Anyone who does sports and burns a lot of calories gets hungry. Especially after training, there is a great temptation to treat yourself to something delicious – after all, you hit the gas. After a sweaty workout, many reward themselves with a fat pizza or a huge piece of chocolate cake. Just don’t!

We should keep our hands off that after exercising:

  • Sweets
  • Fast food
  • fat, hearty food
  • big portion
  • Pasta and rice
  • White bread
  • Chips & Flips

Do: Eat Something Rich In Protein

Anyone who has done strength training should eat something rich in protein after exercising. Muscles need protein to grow. Yogurt with banana is perfect or a serving of low-fat quark.
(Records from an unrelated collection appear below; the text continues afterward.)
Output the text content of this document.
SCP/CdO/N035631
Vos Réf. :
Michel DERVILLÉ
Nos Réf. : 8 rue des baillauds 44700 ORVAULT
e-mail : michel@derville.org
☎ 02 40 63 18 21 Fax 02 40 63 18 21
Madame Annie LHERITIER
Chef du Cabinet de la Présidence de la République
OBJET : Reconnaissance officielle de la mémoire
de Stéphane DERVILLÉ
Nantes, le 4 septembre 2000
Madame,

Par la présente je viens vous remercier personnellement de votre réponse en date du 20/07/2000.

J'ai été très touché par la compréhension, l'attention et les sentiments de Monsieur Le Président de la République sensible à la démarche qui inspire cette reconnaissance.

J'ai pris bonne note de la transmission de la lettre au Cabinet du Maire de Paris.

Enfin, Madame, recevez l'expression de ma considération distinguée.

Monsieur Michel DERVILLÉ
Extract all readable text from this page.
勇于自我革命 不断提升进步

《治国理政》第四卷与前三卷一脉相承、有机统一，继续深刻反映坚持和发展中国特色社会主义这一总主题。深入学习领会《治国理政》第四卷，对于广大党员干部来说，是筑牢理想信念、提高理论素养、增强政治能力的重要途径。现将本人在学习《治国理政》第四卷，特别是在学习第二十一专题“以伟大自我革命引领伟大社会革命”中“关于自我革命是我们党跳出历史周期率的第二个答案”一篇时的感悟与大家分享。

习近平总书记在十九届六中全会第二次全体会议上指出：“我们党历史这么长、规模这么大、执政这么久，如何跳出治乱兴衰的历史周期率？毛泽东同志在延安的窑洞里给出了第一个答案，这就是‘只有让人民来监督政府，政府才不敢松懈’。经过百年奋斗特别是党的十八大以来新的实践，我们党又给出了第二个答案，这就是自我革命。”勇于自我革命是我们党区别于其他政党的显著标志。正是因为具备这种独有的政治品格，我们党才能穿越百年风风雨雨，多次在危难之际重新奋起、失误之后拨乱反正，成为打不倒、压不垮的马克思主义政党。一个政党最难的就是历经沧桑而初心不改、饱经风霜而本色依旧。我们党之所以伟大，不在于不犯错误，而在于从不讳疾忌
A piece of meat or fish is also rich in protein. All those who have mainly taken care of their endurance should also use protein, but not forget carbohydrates to replenish their energy reserves. A slice of whole-grain bread or oatmeal is ideal.

Here’s what you can eat after exercising with a clear conscience:

  • Natural yogurt with fruits
  • Vegetables with quark dip
  • oatmeal
  • Whole wheat bread with cheese
  • salad
  • chicken
  • fish
  • nuts
  • avocado

Don’t: Don’t Eat Anything After Training

Not eating anything after a workout is just as bad as eating too much or the wrong thing because after exercising, our glycogen stores are empty, and we feel weak. Fifteen minutes to an hour after exercising is the best time to recharge your batteries. If you wait longer than two hours, you risk an undersupply of the muscles.

Even those who want to lose weight should take a little after exercising to remain productive in the long term.

By the way, whether for losing weight, building muscle, or for a healthy lifestyle, your diet is an important factor that you can influence positively.

Don’t: No Time To Shower

Sometimes things have to happen very quickly after a workout. Nevertheless, you should not do without showering because sweat on the skin causes bacteria to form faster. It is not enough to change clothes.

Relax And Take Breaks

Anyone who has achieved a lot can relax. That means: take a rest after exercising. After an extensive workout, sleep at least eight hours to start the new day fit and refreshed. If you want to do something good for yourself immediately after exercising, you can treat yourself to a relaxing bath.

It is also best to always take a day’s sports break so that your muscle groups can regenerate sufficiently. If you train different muscles on two days, you can, of course, go back to training the next day.

Don’t: Go To Bed Immediately

Relaxing on the sofa is okay, but going straight to bed is not a good idea. The body takes its time to come down again. We can’t sleep right after exercising – unless it was a yoga class.